Other combinations of data formats and parameters can be used to provide the results desired. The user is encouraged to try parameters for the multi-dimensional cross tabs (MD Cross Tabs).
Joining Datasets
In many cases analysts need to combine datasets for analysis. The option Join Datasets provides the capability of combining datasets from different sources. In other words, any two (or more) datasets that can be imported into BEST Viewpoints can be joined together into a single file.
The second dataset will be taken from Sales Details table with a query to limit SONUM to values below 10 as shown in the image below.

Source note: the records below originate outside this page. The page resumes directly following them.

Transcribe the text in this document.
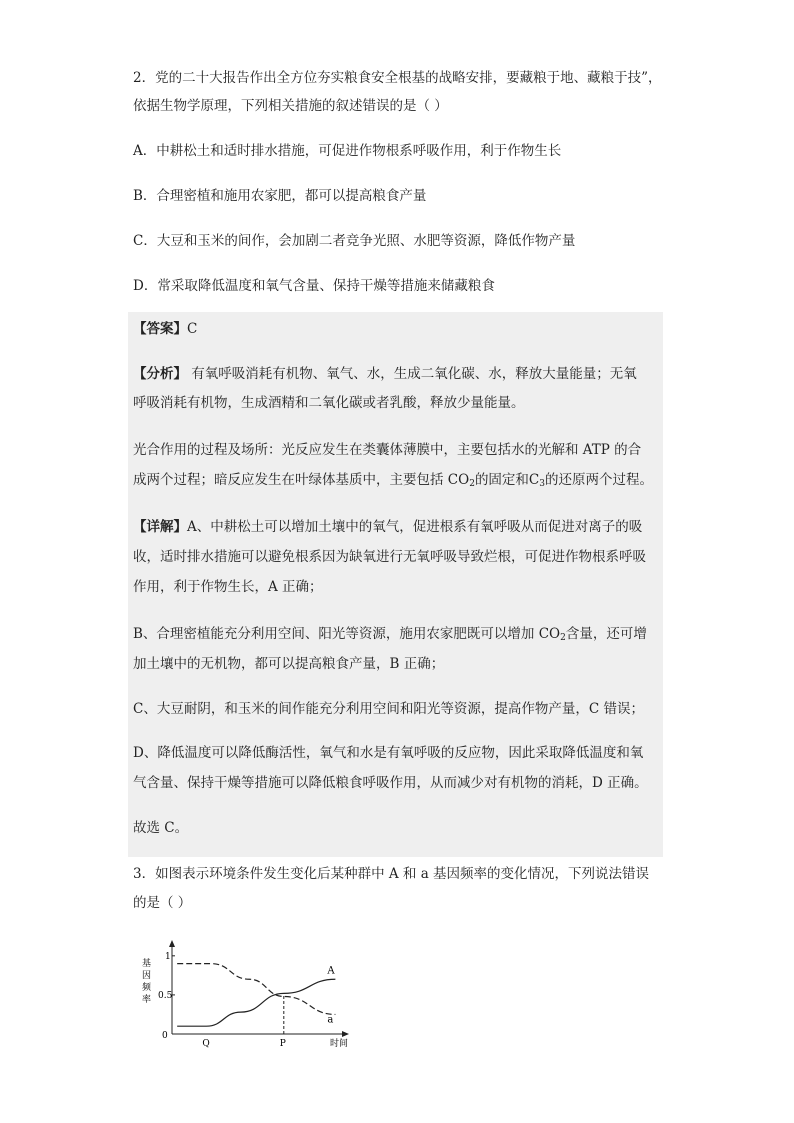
2．党的二十大报告作出全方位夯实粮食安全根基的战略安排，要藏粮于地、藏粮于技”，
依据生物学原理，下列相关措施的叙述错误的是（ ）
A．中耕松土和适时排水措施，可促进作物根系呼吸作用，利于作物生长
B．合理密植和施用农家肥，都可以提高粮食产量
C．大豆和玉米的间作，会加剧二者竞争光照、水肥等资源，降低作物产量
D．常采取降低温度和氧气含量、保持干燥等措施来储藏粮食
【答案】C
【分析】 有氧呼吸消耗有机物、氧气、水，生成二氧化碳、水，释放大量能量；无氧
呼吸消耗有机物，生成酒精和二氧化碳或者乳酸，释放少量能量。
光合作用的过程及场所：光反应发生在类囊体薄膜中，主要包括水的光解和 ATP 的合
成两个过程；暗反应发生在叶绿体基质中，主要包括 $CO_2$的固定和$C_3$的还原两个过程。
【详解】A、中耕松土可以增加土壤中的氧气，促进根系有氧呼吸从而促进对离子的吸
收，适时排水措施可以避免根系因为缺氧进行无氧呼吸导致烂根，可促进作物根系呼吸
作用，利于作物生长，A 正确；
B、合理密植能充分利用空间、阳光等资源，施用农家肥既可以增加 $CO_2$含量，还可增
加土壤中的无机物，都可以提高粮食产量，B 正确；
C、大豆耐阴，和玉米的间作能充分利用空间和阳光等资源，提高作物产量，C 错误；
D、降低温度可以降低酶活性，氧气和水是有氧呼吸的反应物，因此采取降低温度和氧
气含量、保持干燥等措施可以降低粮食呼吸作用，从而减少对有机物的消耗，D 正确。
故选 C。
3．如图表示环境条件发生变化后某种群中 A 和 a 基因频率的变化情况，下列说法错误
的是（ ）
0
时间
基
因
频
率
1
0.5
Q	P
A
a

Once two datasets have been uploaded (using Load Data) the user can define the linking fields and the type of merge to tab used. Inner stands for InnerJoin, Outer for OuterJoin, Join Records provides the capability of merging two datasets which have equal field names while Join Fields joins files with distinct field names (one beside the other). In this case the file with fewer records will be used to trim the other files to be merged. Thus only in this case, to ensure that the result of the Join is a rectangular array of data some data might be lost.
Once the setup is made, click on Join to create the new dataset.
Once the data is joined the user may want to use the new dataset for analysis. This is accomplished by exiting the Join Dataset menu and going back to Main Dataset. From there the file just created can be uploaded from the Joined Dataset as shown below. After pressing the Load Data the file is loaded and set ready for analysis. Of course, this dataset can be exported in other formats using the File menu.